FERC Issues Draft EIS for TX LNG Project and Approves Sabine Pass: The Federal Energy Regulatory Commission (FERC) issued a favorable draft environmental impact statement (EIS) for an ExxonMobil Corporation affiliate’s proposal to build a 1 billion cubic feet (Bcf) per day liquefied natural gas (LNG) terminal near Corpus Christi, Texas, and a 25-mile, 36-inch diameter gas pipeline. The $600 million terminal is expected to be operational by 2009. FERC also approved the construction of an LNG facility near Port Arthur, Texas, proposed by Sabine Pass LNG on December 15, 2004, along with a new 16-mile pipeline, which will connect the terminal to an existing pipeline. The Sabine LNG project is the largest-volume LNG facility ever authorized by the Commission, as it will receive, store, and vaporize an average of 2.6 Bcf per day of LNG. The approval of the Sabine LNG terminal marks the third recent permit for construction of a new LNG facility in the United States after Cameron LNG in September 2003 and Freeport LNG Development in June 2004.

 

MMS Updates Offshore Undiscovered Oil and Natural Gas Resource Estimates: The Minerals Management Service (MMS) has published the 2003 interim update for undiscovered technically recoverable resources in the Federal Outer Continental Shelf (OCS).

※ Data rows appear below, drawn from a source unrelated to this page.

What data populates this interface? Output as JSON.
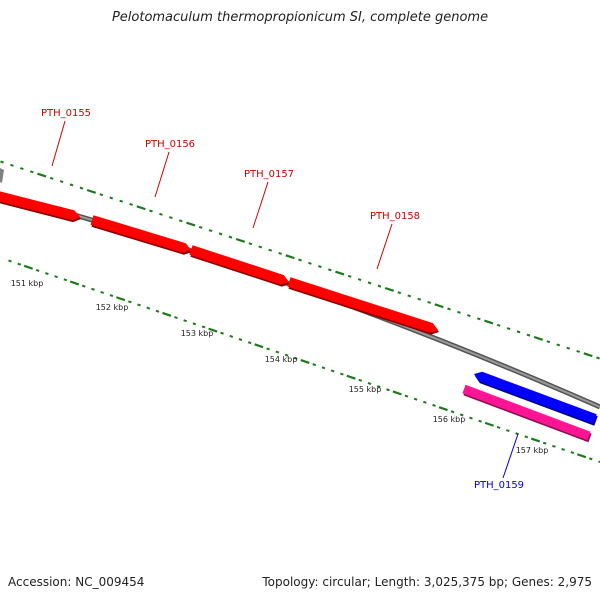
{
  "title": "Pelotomaculum thermopropionicum SI, complete genome",
  "footer": {
    "accession": "Accession: NC_009454",
    "summary": "Topology: circular; Length: 3,025,375 bp; Genes: 2,975"
  },
  "colors": {
    "forward_gene": "#ff0000",
    "reverse_gene": "#0000ff",
    "rna_gene": "#ff1493",
    "backbone": "#777777",
    "tick": "#1a7a1a",
    "forward_label": "#cc0000",
    "reverse_label": "#0000cc"
  },
  "genes": [
    {
      "id": "PTH_0155",
      "label": "PTH_0155",
      "strand": "forward"
    },
    {
      "id": "PTH_0156",
      "label": "PTH_0156",
      "strand": "forward"
    },
    {
      "id": "PTH_0157",
      "label": "PTH_0157",
      "strand": "forward"
    },
    {
      "id": "PTH_0158",
      "label": "PTH_0158",
      "strand": "forward"
    },
    {
      "id": "PTH_0159",
      "label": "PTH_0159",
      "strand": "reverse"
    }
  ],
  "scale_ticks": [
    "151 kbp",
    "152 kbp",
    "153 kbp",
    "154 kbp",
    "155 kbp",
    "156 kbp",
    "157 kbp"
  ]
}
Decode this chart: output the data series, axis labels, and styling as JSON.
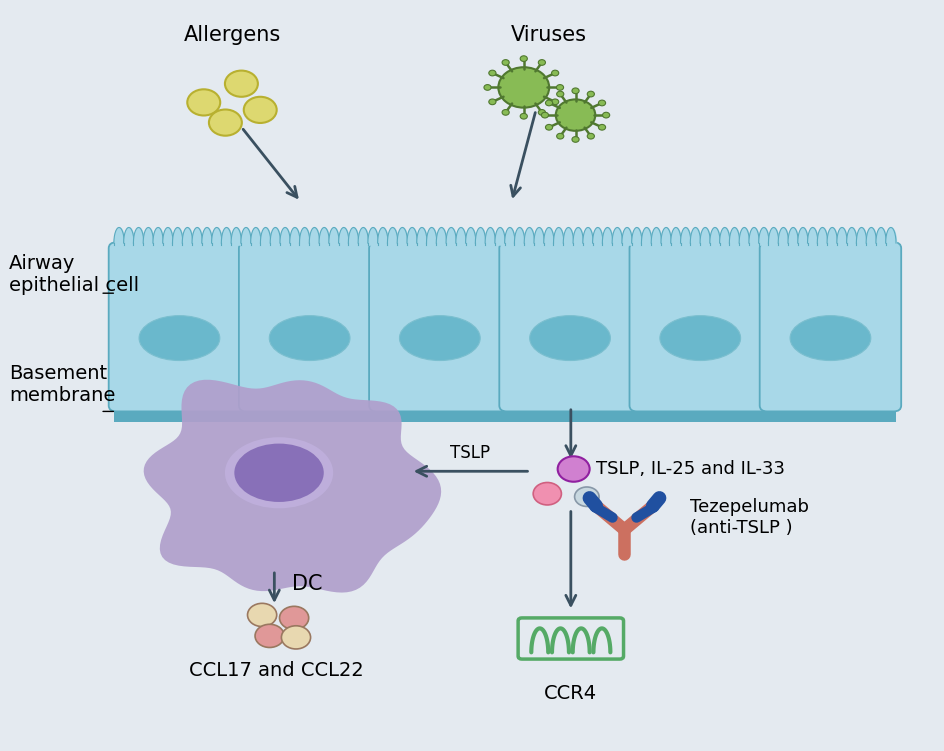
{
  "bg_color": "#e4eaf0",
  "epithelial_cell_color": "#a8d8e8",
  "epithelial_cell_dark": "#7bbfcf",
  "epithelial_cell_border": "#5aaabf",
  "nucleus_color": "#6ab8cc",
  "basement_membrane_color": "#5aaabf",
  "dc_body_color": "#b09fcc",
  "dc_nucleus_color": "#8870b8",
  "arrow_color": "#3a5060",
  "allergen_color": "#ddd870",
  "allergen_border": "#b8b030",
  "virus_color": "#88bb55",
  "virus_border": "#507830",
  "tslp_dot_color": "#d080d0",
  "il25_dot_color": "#f090b0",
  "il33_dot_color": "#c8d8e0",
  "antibody_stem_color": "#cc7060",
  "antibody_arm_color": "#2050a0",
  "ccl_dot1_color": "#e8d8b0",
  "ccl_dot2_color": "#e09898",
  "ccr4_color": "#55aa66",
  "labels": {
    "allergens": "Allergens",
    "viruses": "Viruses",
    "airway": "Airway\nepithelial cell",
    "basement": "Basement\nmembrane",
    "tslp_label": "TSLP",
    "tslp_il": "TSLP, IL-25 and IL-33",
    "dc": "DC",
    "tezepelumab": "Tezepelumab\n(anti-TSLP )",
    "ccl": "CCL17 and CCL22",
    "ccr4": "CCR4"
  },
  "fontsize": 14,
  "small_fontsize": 13
}
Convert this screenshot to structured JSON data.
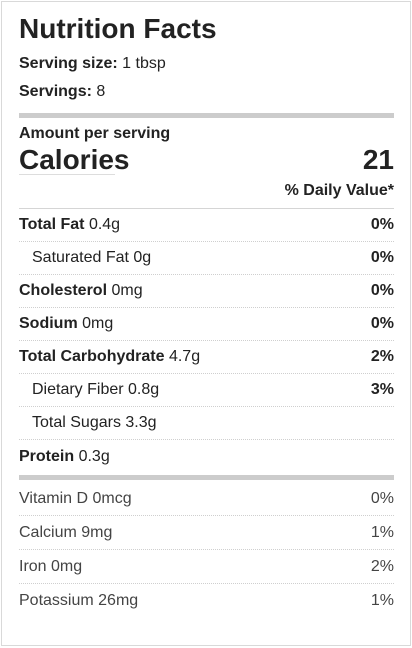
{
  "title": "Nutrition Facts",
  "serving": {
    "size_label": "Serving size:",
    "size_value": "1 tbsp",
    "servings_label": "Servings:",
    "servings_value": "8"
  },
  "amount_per_serving": "Amount per serving",
  "calories": {
    "label": "Calories",
    "value": "21"
  },
  "daily_value_header": "% Daily Value*",
  "nutrients": [
    {
      "name": "Total Fat",
      "amount": "0.4g",
      "dv": "0%",
      "bold": true,
      "sub": false
    },
    {
      "name": "Saturated Fat",
      "amount": "0g",
      "dv": "0%",
      "bold": false,
      "sub": true
    },
    {
      "name": "Cholesterol",
      "amount": "0mg",
      "dv": "0%",
      "bold": true,
      "sub": false
    },
    {
      "name": "Sodium",
      "amount": "0mg",
      "dv": "0%",
      "bold": true,
      "sub": false
    },
    {
      "name": "Total Carbohydrate",
      "amount": "4.7g",
      "dv": "2%",
      "bold": true,
      "sub": false
    },
    {
      "name": "Dietary Fiber",
      "amount": "0.8g",
      "dv": "3%",
      "bold": false,
      "sub": true
    },
    {
      "name": "Total Sugars",
      "amount": "3.3g",
      "dv": "",
      "bold": false,
      "sub": true
    },
    {
      "name": "Protein",
      "amount": "0.3g",
      "dv": "",
      "bold": true,
      "sub": false
    }
  ],
  "vitamins": [
    {
      "name": "Vitamin D",
      "amount": "0mcg",
      "dv": "0%"
    },
    {
      "name": "Calcium",
      "amount": "9mg",
      "dv": "1%"
    },
    {
      "name": "Iron",
      "amount": "0mg",
      "dv": "2%"
    },
    {
      "name": "Potassium",
      "amount": "26mg",
      "dv": "1%"
    }
  ]
}
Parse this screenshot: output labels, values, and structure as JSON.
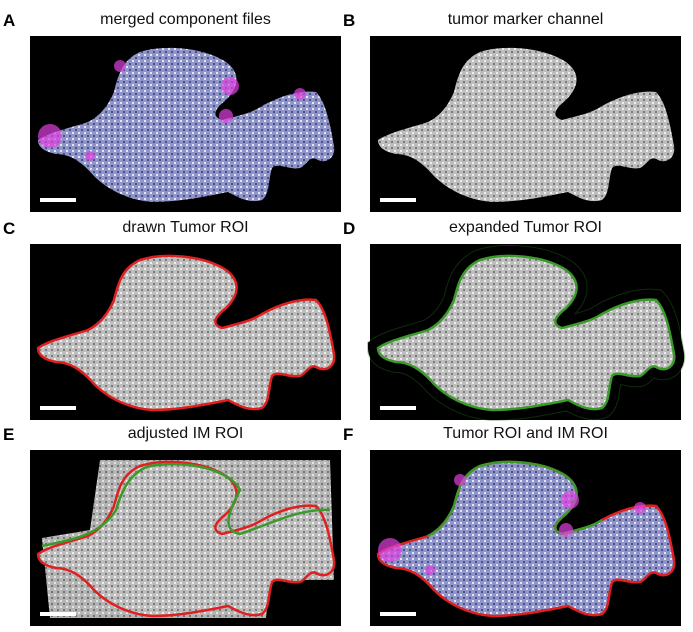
{
  "panels": [
    {
      "letter": "A",
      "title": "merged component files"
    },
    {
      "letter": "B",
      "title": "tumor marker channel"
    },
    {
      "letter": "C",
      "title": "drawn Tumor ROI"
    },
    {
      "letter": "D",
      "title": "expanded Tumor ROI"
    },
    {
      "letter": "E",
      "title": "adjusted IM ROI"
    },
    {
      "letter": "F",
      "title": "Tumor ROI and IM ROI"
    }
  ]
}
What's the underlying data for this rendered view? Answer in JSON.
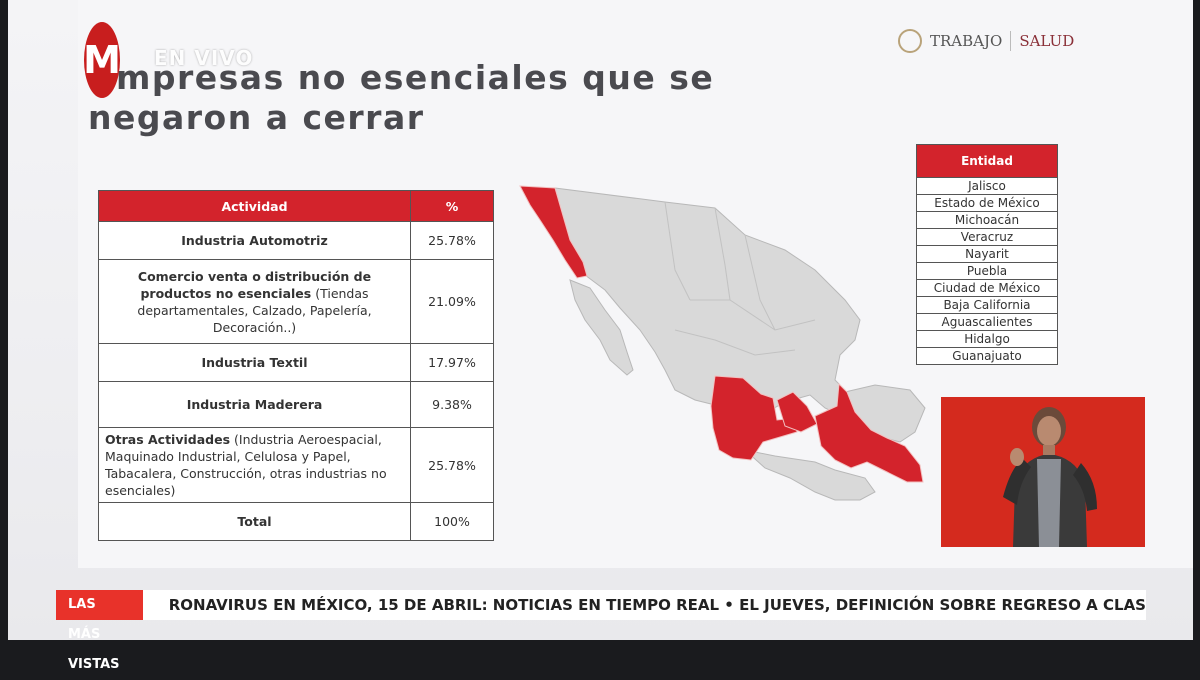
{
  "broadcast": {
    "logo_letter": "M",
    "live_label": "EN VIVO"
  },
  "slide": {
    "title_line1": "mpresas no esenciales que se",
    "title_line2": "negaron a cerrar",
    "gov_primary": "TRABAJO",
    "gov_secondary": "SALUD"
  },
  "activity_table": {
    "headers": [
      "Actividad",
      "%"
    ],
    "rows": [
      {
        "main": "Industria Automotriz",
        "detail": "",
        "pct": "25.78%"
      },
      {
        "main": "Comercio venta o distribución de productos no esenciales",
        "detail": "(Tiendas departamentales, Calzado, Papelería, Decoración..)",
        "pct": "21.09%"
      },
      {
        "main": "Industria Textil",
        "detail": "",
        "pct": "17.97%"
      },
      {
        "main": "Industria Maderera",
        "detail": "",
        "pct": "9.38%"
      },
      {
        "main": "Otras Actividades",
        "detail": "(Industria Aeroespacial, Maquinado Industrial, Celulosa y Papel, Tabacalera, Construcción, otras industrias no esenciales)",
        "pct": "25.78%"
      },
      {
        "main": "Total",
        "detail": "",
        "pct": "100%"
      }
    ]
  },
  "entity_table": {
    "header": "Entidad",
    "items": [
      "Jalisco",
      "Estado de México",
      "Michoacán",
      "Veracruz",
      "Nayarit",
      "Puebla",
      "Ciudad de México",
      "Baja California",
      "Aguascalientes",
      "Hidalgo",
      "Guanajuato"
    ]
  },
  "map": {
    "highlight_color": "#d3232c",
    "base_color": "#d9d9d9"
  },
  "ticker": {
    "label": "LAS MÁS VISTAS",
    "text": "RONAVIRUS EN MÉXICO, 15 DE ABRIL: NOTICIAS EN TIEMPO REAL  •  EL JUEVES, DEFINICIÓN SOBRE REGRESO A CLAS"
  }
}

According to the update, the MMS estimates that 76 billion barrels of oil and 406.1 trillion cubic feet of gas are technically recoverable from the U.S. Federal OCS. This assessment represents a 1 percent increase in oil resources and a 12.1 percent increase in gas resources when compared with the 2000 MMS estimate. About 91 percent of the increase in the natural gas estimate is due to new information obtained from recent exploration activities in the Gulf of Mexico. These findings represent the potential oil and gas that can be produced using current technology, which includes drilling in more than 10,000 feet of water and to depths in excess of 31,700 feet. MMS conducts a comprehensive national assessment of the undiscovered oil and gas resources on the OCS every five years. The last comprehensive national assessment was completed in 2000. Interim updates to these assessments are released in response to significant information obtained from new exploration and development activity, and to incorporate major improvements in methodology and modeling.

 

Summary:

Moderating temperatures reduced natural gas demand in most parts of the country, contributing to significantly lower spot prices at market locations throughout the Lower 48.  Prices decreased at the NYMEX futures market from last week’s level as the January 2005 contract expired at $6.213 per MMBtu, and the February 2005 contract began its tenure by closing trading yesterday at $6.402. Working gas in storage decreased to 2,849 Bcf, which is 14.4 percent above the 5-year average.